Since when did knowing junk food is bad for you stop people from eating it?
@SimonScowl I certainly wouldn’t have chosen the lettuce wraps if I had known that they had over 900 calories. I would have gotten the normal sized cobb salad with blue cheese dressing for half the calories.
Nobody is responsible for the size of your ass but you.
@ Beige . . . Any way, you think, to arrange that delightful-sounding accident between Moore and Pelosi? You know, give them a little nudge-nudge in that direction?
Minnow, every time I forget how much I love you, you post something like that and I get hearts shootin’ out my eyes all over again, just like “Tom and Jerry”.
Beige, I am currently having that kind of moment in Simon’s general direction. Simon, I hope you aren’t maimed by the copious eye-hearts currently firing at your person.
I was wondering why I had a heart on!
What ingredients are contained in these evil chicken lettuce wraps? I’ll write a letter to Speaker Pelosi so she knows exactly what to place a ‘health tax’ on next!

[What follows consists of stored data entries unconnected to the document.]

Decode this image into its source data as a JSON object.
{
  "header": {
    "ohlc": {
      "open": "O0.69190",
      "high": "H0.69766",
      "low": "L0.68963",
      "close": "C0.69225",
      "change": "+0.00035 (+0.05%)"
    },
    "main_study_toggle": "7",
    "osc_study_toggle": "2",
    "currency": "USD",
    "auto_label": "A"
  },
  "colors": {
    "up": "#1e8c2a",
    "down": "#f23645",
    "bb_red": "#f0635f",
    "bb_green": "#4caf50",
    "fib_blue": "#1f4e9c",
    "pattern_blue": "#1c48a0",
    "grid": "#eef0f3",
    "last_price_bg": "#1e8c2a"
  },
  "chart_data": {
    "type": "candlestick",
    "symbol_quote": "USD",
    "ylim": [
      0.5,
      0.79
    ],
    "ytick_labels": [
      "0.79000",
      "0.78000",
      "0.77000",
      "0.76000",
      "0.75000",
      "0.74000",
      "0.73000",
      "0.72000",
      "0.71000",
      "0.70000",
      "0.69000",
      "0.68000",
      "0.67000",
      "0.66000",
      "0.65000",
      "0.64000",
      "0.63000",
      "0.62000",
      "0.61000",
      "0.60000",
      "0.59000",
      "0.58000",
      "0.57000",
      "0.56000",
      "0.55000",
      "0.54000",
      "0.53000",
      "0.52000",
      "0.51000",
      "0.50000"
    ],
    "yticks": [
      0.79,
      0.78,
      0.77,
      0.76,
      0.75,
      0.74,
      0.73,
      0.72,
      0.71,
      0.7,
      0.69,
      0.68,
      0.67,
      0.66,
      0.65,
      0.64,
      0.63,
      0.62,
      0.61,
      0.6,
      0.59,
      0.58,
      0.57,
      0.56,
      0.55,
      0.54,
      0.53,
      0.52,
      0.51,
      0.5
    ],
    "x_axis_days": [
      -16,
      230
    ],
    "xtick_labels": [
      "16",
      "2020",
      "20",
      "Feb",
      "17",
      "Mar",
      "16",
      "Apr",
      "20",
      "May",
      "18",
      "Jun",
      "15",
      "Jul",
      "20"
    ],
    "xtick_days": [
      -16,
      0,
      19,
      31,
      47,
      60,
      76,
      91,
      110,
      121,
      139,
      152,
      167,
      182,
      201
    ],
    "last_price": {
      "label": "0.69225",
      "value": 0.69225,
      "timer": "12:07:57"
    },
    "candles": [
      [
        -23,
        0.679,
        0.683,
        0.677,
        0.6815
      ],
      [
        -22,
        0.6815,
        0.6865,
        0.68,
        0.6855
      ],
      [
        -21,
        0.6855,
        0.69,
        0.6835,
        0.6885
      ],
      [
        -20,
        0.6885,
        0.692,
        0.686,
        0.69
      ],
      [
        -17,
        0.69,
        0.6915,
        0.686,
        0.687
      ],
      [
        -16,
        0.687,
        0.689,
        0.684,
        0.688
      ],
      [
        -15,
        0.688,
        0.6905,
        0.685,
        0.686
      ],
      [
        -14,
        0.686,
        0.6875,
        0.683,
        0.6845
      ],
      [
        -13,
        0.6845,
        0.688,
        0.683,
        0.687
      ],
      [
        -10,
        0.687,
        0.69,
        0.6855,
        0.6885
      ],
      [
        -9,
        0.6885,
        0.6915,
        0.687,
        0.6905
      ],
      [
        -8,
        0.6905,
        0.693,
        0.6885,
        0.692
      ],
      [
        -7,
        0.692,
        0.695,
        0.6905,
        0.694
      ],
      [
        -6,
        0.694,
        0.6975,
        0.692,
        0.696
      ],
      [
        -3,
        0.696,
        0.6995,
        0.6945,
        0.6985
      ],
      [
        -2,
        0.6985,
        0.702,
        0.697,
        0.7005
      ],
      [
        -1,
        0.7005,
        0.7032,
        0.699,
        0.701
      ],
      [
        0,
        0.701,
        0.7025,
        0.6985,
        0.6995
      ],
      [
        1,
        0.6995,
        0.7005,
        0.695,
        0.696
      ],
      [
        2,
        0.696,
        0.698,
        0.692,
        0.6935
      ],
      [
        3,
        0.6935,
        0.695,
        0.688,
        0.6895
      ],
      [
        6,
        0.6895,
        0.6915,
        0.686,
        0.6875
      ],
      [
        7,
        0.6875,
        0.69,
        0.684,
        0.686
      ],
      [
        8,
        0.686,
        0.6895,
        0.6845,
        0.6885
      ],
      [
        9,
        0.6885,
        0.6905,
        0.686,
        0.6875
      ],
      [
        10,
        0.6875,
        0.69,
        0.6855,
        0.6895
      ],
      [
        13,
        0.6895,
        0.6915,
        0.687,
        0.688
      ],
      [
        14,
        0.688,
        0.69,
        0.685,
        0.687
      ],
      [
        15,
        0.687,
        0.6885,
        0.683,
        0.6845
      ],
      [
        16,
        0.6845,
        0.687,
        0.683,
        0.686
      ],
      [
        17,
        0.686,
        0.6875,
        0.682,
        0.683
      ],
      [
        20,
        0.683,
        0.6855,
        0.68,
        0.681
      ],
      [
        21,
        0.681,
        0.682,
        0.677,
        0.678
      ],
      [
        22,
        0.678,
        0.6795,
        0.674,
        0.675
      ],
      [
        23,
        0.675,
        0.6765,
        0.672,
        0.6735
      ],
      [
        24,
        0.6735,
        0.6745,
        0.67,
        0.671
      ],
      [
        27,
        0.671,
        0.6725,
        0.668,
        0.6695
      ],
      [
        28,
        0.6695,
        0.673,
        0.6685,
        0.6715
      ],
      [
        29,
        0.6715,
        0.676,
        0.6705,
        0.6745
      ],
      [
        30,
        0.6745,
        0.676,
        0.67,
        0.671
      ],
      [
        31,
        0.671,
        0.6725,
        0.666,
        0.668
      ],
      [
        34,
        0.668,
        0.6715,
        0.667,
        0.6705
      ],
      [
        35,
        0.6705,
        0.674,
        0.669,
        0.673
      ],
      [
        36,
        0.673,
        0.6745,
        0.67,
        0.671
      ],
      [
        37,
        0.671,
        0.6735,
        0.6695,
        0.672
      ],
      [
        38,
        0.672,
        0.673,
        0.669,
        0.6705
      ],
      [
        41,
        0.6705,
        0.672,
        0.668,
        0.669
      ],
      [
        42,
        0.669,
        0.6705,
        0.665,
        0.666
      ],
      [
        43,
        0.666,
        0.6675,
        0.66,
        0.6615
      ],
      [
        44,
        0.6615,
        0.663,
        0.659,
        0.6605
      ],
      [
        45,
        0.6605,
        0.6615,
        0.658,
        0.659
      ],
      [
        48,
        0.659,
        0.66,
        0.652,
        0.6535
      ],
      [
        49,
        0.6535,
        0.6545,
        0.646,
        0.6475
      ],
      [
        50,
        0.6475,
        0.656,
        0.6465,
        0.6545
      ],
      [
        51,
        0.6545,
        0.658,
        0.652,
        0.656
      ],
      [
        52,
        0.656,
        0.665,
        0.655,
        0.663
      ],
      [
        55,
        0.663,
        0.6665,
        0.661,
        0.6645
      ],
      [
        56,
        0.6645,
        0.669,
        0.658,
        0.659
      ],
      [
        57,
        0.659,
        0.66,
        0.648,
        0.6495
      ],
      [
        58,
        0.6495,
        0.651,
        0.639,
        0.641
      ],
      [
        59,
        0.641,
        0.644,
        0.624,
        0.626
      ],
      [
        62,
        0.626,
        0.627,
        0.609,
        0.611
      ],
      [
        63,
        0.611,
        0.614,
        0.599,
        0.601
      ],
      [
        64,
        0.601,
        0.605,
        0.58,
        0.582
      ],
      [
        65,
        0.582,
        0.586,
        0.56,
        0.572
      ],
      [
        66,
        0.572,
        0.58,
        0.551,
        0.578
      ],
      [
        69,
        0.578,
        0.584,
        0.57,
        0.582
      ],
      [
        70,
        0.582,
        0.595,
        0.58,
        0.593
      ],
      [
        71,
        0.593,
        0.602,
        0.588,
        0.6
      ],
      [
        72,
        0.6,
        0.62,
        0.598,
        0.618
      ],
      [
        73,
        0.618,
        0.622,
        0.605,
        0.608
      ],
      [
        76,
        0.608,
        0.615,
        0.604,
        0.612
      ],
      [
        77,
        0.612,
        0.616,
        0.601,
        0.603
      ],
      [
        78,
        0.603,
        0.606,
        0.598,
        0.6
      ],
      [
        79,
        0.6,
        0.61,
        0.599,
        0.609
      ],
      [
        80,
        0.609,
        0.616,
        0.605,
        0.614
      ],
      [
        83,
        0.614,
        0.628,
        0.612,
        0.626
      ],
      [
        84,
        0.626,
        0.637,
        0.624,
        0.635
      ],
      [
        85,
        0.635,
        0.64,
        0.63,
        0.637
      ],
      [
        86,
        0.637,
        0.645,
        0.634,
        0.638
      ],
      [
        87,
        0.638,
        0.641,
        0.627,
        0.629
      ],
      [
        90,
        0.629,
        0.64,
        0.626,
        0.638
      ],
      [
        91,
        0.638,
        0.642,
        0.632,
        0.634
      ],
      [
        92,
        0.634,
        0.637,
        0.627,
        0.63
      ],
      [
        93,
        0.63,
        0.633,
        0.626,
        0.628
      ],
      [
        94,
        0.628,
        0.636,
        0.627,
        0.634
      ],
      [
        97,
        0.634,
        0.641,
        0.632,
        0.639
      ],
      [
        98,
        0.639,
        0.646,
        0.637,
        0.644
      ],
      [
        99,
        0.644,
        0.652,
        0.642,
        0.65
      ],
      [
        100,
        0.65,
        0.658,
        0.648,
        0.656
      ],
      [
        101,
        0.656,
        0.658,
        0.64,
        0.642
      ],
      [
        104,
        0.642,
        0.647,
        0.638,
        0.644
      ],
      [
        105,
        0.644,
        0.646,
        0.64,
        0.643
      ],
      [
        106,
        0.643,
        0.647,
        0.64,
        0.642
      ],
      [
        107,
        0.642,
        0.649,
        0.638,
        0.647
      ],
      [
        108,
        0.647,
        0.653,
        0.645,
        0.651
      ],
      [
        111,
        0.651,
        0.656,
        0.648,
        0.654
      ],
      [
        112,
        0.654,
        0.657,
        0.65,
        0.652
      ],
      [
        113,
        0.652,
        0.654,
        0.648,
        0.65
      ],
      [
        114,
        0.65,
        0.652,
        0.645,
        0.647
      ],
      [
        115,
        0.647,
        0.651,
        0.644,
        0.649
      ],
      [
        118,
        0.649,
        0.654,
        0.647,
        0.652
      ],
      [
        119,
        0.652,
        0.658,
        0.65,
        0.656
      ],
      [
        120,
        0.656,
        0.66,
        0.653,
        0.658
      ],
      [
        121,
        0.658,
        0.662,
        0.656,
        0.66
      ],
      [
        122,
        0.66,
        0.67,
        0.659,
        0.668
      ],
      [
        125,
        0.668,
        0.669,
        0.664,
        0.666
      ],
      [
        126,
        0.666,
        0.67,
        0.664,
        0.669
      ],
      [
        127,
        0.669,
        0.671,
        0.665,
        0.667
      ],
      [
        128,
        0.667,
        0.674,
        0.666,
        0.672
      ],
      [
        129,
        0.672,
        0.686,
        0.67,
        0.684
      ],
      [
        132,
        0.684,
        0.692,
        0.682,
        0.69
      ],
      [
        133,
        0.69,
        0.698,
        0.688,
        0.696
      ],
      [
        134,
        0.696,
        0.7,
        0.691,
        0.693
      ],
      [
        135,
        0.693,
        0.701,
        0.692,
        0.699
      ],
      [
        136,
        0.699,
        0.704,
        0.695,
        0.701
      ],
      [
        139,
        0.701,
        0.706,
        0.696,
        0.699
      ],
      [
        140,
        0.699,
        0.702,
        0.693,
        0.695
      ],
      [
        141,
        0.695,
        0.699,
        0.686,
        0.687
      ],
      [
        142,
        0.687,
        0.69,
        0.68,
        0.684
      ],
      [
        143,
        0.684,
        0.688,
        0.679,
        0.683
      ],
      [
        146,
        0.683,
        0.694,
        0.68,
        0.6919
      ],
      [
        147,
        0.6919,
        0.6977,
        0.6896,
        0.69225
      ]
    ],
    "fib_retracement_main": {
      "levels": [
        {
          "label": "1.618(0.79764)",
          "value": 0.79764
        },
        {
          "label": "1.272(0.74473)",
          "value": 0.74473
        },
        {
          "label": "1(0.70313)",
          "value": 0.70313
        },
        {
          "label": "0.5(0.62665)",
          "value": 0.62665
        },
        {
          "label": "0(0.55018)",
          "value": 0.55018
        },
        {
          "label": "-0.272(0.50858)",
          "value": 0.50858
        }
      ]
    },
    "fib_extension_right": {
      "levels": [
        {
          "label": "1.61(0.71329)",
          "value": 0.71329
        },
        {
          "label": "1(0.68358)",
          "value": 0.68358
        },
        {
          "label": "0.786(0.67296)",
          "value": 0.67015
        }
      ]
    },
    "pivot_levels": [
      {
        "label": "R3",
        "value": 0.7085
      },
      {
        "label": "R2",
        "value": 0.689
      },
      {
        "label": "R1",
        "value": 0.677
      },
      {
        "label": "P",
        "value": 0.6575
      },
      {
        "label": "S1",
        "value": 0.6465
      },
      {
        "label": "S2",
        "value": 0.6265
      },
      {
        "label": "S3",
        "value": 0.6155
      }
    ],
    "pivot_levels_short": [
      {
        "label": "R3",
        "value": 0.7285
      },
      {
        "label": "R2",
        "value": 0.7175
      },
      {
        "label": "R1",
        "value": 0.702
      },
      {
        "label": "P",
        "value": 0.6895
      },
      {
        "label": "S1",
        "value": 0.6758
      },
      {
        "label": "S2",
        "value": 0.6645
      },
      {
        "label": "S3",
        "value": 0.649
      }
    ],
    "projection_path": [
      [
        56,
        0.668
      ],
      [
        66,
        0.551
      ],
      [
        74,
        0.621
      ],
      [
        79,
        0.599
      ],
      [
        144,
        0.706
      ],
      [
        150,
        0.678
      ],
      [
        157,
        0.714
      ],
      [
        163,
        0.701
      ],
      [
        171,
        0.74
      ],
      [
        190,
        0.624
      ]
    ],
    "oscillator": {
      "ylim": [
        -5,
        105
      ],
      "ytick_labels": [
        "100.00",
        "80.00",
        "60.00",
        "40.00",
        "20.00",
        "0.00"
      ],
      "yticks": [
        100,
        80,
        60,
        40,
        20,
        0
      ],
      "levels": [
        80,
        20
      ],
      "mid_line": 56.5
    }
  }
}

@Habanada: I think it could be as simple as slathering her with barbecue sauce (a la “Carrie”) and telling Moore that someone has cleverly stuffed some ribs in an expensive dress. The resulting one-man stampede should finish off both of them.
The “beaming servant” brings her ice cream on a platter and she “giggles” that she wants it later, not now? Pass me that platter, I need something to barf on.
This is the woman who compared people protesting Obamacare to Dan White? She EATS like Dan White.
I find something about that picture distinctly frightening.
@Digitalis: It’s probably b/c Pelosi wants to eat your soul. Preferably a la mode.
Maybe because we’ve seen the ice cream waltz before?
http://www.youtube.com/watch?v=wTihNzoYV8Q
(skip to 8:50)
@Simon Yeah, but the way it’s sticking out of your torso like that…maybe you should see a doctor.
@ Beige — Okay, right. I’ll acquire about 30 gallons of Hunt’s BBQ sauce, and you can deliver the “good news” to Moore. I can bring a camcorder too.